With their polished branding, highly impressive brewery venue in Dromana and involvement with Founders First, the publicly-listed "craft accelerator" that's rapidly become a major player in the Australian drinks landscape, you might well conclude Jetty Road arrived in the world fully formed, the result of calculated planning and deep pockets. Spend some time in the company of the founders and it doesn't take long to realise the reality is rather different – and that their story is, in many ways, that of the classic craft beer startup.
Head back in time beyond the moment they became Founders First's initial investment in the world of independent Aussie producers, back beyond the days when they rocked up to the Ballarat and Bendigo beer festivals with just one beer and no brewery, and you'll find a pair of mates on the Mornington Peninsula with a passion for good beer and a talent for brewing it.
Indeed, the story of Grant Rodgers and Blake Bowden goes back way beyond that too. The pair were born within a week of each other and grew up together, although it was only after they headed off on separate adventures overseas that the idea for their own brewery was sparked.
While Blake had started learning to brew at just 15 – under the guidance of his boss at a cabinet makers – for Grant it was on a trip to Europe aged 21 that his taste was sparked. After experiencing beers, breweries and hospitality in France, Spain and the UK, he wrote the first business plan for what would become Jetty Road while in Malaga.
Later, once he was back in Australia and Blake had returned from a period living in London, they began homebrewing together – "getting a lot of exploding bottles and all that stuff," Grant recalls – and planning in earnest.
It took no less than six years from that first business plan to their first beer, but it was a period that allowed Blake to lay down and hone his recipes. Along the way, his homebrewing boss and now partner in Jetty Road, Simon Weir, was invited to help fit out Mornington Peninsula Brewery's venue, which in turn led to Blake lending a hand and gaining an insight into commercial brewing. As such, when they brewed their first batch of Pale (at Mornington, of course) it proved an instant hit. And so the Jetty Road journey began to gather pace.
A year on from selling their first kegs in October 2016, they packaged their first run of cans at KAIJU! before, in December 2017, they opened their Dromana venue; their 25 hectolitre Premier Stainless Systems brewery (and 300 litre pilot kit) was fired up the following September.
Since then, Blake has rapidly expanded the lineup. There's a core range of typically hop forward beers ranging from a Bavarian-inspired lager to a punchy-yet-approachable IPA plus a colourful array of seasonals, often fruited, that have started appearing in limited can runs too.
As for the venue, it has a capacity of 220 yet regularly has to turn people away – just as well they're part of a growing hub of small producers on an estate that's also home to the gluten free TWØBAYS brewery, Bass & Flinders Distillery, and a coffee roaster among others. It's a warm and welcoming warehouse that serves up a rotating lineup of their beers plus the odd guest tap (often Bonza Brewing – the label conceived by Blake's brewery offsider Mick) and is centred around a bar built with reclaimed timber from Hastings Pier and a giant mural painted by local artists Snakehole, who Blake and Grant know from high school.
There's a full commercial kitchen staffed by six chefs who turn out a family-friendly menu focusing on local produce, plus a kids play area and a courtyard lining the wall where the brewery is housed. It's become something of a community hub too, hosting everything from yoga to a wake.
The family and friends vibe continues throughout the business. Grant's partner – a textile designer by trade – is their brand manager, while the duo were joined by family friend Nick O'Brien (who brought hospo experience), his mate Jonathan Pritchard, Blake's old boss Simon and his apprentice Shayne Bland as partners in the business.

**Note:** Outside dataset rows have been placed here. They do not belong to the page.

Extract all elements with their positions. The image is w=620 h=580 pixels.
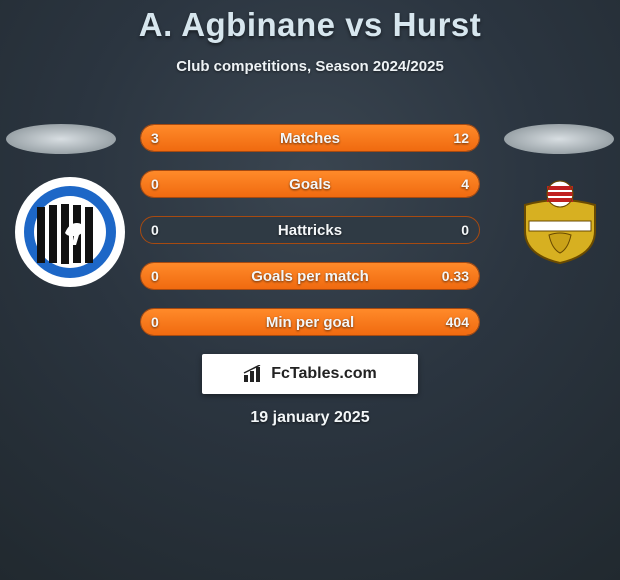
- stat-row: 04Goals: [140, 170, 480, 198]
- page-subtitle: Club competitions, Season 2024/2025: [0, 58, 620, 75]
- stat-value-left: 0: [151, 309, 159, 335]
- stat-bar-right: [209, 125, 479, 151]
- stat-value-left: 3: [151, 125, 159, 151]
- stat-row: 0404Min per goal: [140, 308, 480, 336]
- stat-value-right: 404: [446, 309, 469, 335]
- stat-value-left: 0: [151, 171, 159, 197]
- club-crest-right: [513, 177, 607, 265]
- bar-chart-icon: [243, 365, 265, 383]
- stat-value-left: 0: [151, 217, 159, 243]
- club-crest-left: [15, 177, 125, 287]
- stat-label: Hattricks: [141, 217, 479, 243]
- gillingham-crest-icon: [15, 177, 125, 287]
- stat-value-left: 0: [151, 263, 159, 289]
- stat-row: 0 0Hattricks: [140, 216, 480, 244]
- stat-value-right: 12: [453, 125, 469, 151]
- stat-bar-right: [141, 171, 479, 197]
- stat-bar-right: [141, 309, 479, 335]
- stat-row: 312Matches: [140, 124, 480, 152]
- stat-value-right: 0: [461, 217, 469, 243]
- page-title: A. Agbinane vs Hurst: [0, 0, 620, 44]
- stat-rows: 312Matches04Goals00Hattricks00.33Goals p…: [140, 124, 480, 354]
- doncaster-crest-icon: [513, 177, 607, 265]
- stat-value-right: 4: [461, 171, 469, 197]
- brand-link[interactable]: FcTables.com: [202, 354, 418, 394]
- brand-text: FcTables.com: [271, 365, 377, 383]
- player-photo-placeholder-left: [6, 124, 116, 154]
- stat-row: 00.33Goals per match: [140, 262, 480, 290]
- stat-bar-right: [141, 263, 479, 289]
- stat-value-right: 0.33: [442, 263, 469, 289]
- snapshot-date: 19 january 2025: [0, 409, 620, 427]
- player-photo-placeholder-right: [504, 124, 614, 154]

Roll on to 2020 and, at time of writing, you can find Jetty Road's beers far from their Dromana home, both in independents and the country's larger retailers. As part of the Founders First group of companies that includes the likes of FogHorn, Sauce, Sparkke, Slipstream and Ballistic, they're also part of the Indie Craft Collective sales force. And they're set to open a brewpub in Port Melbourne too.
All in all, while it might have taken them six years to turn their business plan into that first batch of Pale Ale, it's clear they've wasted no time since.
Which just leaves us with the name. Given their brewery and venue is in Brasser Avenue, why Jetty Road?
It all dates back to their early homebrewing roots, back when Blake was shown the ropes by Simon. At the time they went by the name Jetty Rd Brewers and, given where that hobby has led them in the decade and more since, why look for another one?